Minutos después de conocerse que León XIV fuera electo como nuevo Papa, la cuenta de la Oficina del Presidente compartió un mensaje felicitando al sucesor de Jorge Bergoglio.
“Con profunda esperanza recibimos la noticia de la elección del nuevo Santo Padre, y este cónclave marca un nuevo capítulo en la historia de la Iglesia y del mundo. En tiempos de confusión, fragmentación y desafíos globales, su liderazgo representa una luz que guía, un faro que orienta y un testimonio viviente de fe, razón y caridad para los fieles católicos, pero también, para todo el mundo”, comienza su mensaje.

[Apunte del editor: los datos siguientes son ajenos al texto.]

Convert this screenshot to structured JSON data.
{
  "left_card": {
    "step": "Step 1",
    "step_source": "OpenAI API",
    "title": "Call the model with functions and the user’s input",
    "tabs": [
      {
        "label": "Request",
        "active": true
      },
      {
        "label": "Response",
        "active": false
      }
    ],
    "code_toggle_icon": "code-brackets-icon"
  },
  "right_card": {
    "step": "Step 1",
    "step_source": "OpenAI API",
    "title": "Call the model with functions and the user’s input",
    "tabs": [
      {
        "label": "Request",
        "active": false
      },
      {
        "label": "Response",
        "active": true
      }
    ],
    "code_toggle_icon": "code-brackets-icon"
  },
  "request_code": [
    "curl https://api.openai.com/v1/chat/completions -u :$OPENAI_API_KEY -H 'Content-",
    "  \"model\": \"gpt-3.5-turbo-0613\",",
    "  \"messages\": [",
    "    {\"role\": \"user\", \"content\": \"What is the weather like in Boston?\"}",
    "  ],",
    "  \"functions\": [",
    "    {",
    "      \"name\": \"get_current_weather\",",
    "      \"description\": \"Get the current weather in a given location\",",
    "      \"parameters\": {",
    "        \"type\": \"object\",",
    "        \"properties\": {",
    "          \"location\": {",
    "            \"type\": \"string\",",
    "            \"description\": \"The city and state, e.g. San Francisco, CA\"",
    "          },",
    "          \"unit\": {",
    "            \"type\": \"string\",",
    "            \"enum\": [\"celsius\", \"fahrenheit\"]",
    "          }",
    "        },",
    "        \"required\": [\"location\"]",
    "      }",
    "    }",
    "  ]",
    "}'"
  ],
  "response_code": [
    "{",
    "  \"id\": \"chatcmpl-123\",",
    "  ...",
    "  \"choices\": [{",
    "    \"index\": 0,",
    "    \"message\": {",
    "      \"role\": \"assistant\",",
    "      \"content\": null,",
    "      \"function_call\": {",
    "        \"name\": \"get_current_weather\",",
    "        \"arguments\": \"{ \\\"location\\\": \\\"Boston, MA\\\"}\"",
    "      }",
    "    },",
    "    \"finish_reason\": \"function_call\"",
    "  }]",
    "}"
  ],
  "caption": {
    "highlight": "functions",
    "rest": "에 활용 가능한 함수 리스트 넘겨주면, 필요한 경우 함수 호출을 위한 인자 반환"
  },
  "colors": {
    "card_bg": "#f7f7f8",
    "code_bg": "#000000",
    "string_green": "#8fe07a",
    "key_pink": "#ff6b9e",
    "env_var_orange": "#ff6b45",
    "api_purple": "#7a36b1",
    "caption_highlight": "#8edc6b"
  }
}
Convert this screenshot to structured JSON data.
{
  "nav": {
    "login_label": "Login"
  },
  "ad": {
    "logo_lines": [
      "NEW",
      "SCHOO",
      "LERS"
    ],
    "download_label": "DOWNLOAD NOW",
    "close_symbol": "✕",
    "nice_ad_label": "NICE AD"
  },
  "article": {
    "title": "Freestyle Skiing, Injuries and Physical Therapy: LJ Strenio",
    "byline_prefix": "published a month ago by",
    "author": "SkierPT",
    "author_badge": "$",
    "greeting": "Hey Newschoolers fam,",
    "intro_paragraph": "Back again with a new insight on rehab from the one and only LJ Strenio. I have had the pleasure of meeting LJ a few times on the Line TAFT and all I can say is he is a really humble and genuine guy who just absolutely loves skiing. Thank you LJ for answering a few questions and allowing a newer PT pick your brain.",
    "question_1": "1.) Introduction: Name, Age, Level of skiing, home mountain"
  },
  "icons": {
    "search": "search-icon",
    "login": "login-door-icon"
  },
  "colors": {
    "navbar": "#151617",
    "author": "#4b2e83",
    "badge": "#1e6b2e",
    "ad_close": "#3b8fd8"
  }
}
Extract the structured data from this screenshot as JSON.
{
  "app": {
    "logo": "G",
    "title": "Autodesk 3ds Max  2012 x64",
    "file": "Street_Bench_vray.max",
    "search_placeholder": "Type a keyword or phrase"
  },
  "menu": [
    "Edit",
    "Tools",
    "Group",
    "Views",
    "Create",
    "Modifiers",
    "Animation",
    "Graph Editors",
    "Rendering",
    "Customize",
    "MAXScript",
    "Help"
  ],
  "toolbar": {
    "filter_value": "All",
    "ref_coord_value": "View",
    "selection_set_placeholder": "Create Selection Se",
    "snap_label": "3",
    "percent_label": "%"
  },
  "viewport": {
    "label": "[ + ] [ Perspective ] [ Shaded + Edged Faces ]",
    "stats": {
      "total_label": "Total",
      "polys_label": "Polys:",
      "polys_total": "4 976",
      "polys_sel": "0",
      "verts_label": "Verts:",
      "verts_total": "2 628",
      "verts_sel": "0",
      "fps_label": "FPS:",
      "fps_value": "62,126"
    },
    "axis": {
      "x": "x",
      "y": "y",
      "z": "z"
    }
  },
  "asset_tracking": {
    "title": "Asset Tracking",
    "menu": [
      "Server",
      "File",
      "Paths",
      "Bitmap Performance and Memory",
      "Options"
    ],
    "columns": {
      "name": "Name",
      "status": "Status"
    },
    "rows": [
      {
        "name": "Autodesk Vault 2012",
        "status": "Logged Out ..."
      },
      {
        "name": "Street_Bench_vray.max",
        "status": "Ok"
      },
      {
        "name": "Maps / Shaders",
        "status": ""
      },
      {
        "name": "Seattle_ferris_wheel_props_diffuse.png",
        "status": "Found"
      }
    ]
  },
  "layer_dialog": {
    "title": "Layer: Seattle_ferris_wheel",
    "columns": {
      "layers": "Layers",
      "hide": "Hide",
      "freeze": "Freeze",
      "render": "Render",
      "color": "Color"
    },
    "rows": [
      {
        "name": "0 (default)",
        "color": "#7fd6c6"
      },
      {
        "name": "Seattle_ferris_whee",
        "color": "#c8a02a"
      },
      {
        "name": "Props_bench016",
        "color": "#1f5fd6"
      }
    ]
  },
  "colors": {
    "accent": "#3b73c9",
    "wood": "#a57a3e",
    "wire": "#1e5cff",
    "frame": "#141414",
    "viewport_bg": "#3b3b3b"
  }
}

Además, el Gobierno no perdió la oportunidad de remarcar que uno de los desafíos del nuevo sumo pontífice será quien a través de su voz envíe un mensaje de “la libertad, como don sagrado del Creador; y la propiedad privada, como fundamento de la responsabilidad personal y del desarrollo de los pueblos”.

El mensaje completo
La Oficina del Presidente felicita a Robert Prevost por ser electo como Papa León XIV de la Iglesia Católica, Obispo de Roma y soberano del Estado de la Ciudad del Vaticano.
Con profunda esperanza recibimos la noticia de la elección del nuevo Santo Padre, y este cónclave marca un nuevo capítulo en la historia de la Iglesia y del mundo. En tiempos de confusión, fragmentación y desafíos globales, su liderazgo representa una luz que guía, un faro que orienta y un testimonio viviente de fe, razón y caridad para los fieles católicos, pero también, para todo el mundo.
Elevamos nuestras oraciones para que con sabiduría y coraje lleve adelante su misión de renovación espiritual y defensa de la dignidad humana, esperando que este pontificado sea un tiempo de unidad, de verdad, sin temor y de caridad, sin reservas.
Hoy más que nunca, anhelamos que la voz del Papa resuene con fuerza en la defensa de los pilares que han sostenido la civilización: la vida, como don principal; la libertad, como don sagrado del Creador; y la propiedad privada, como fundamento de la responsabilidad personal y del desarrollo de los pueblos.
Que su palabra y testimonio sean escudo frente a la cultura de la muerte, al totalitarismo creciente y al relativismo inmoral. Ad multos annos.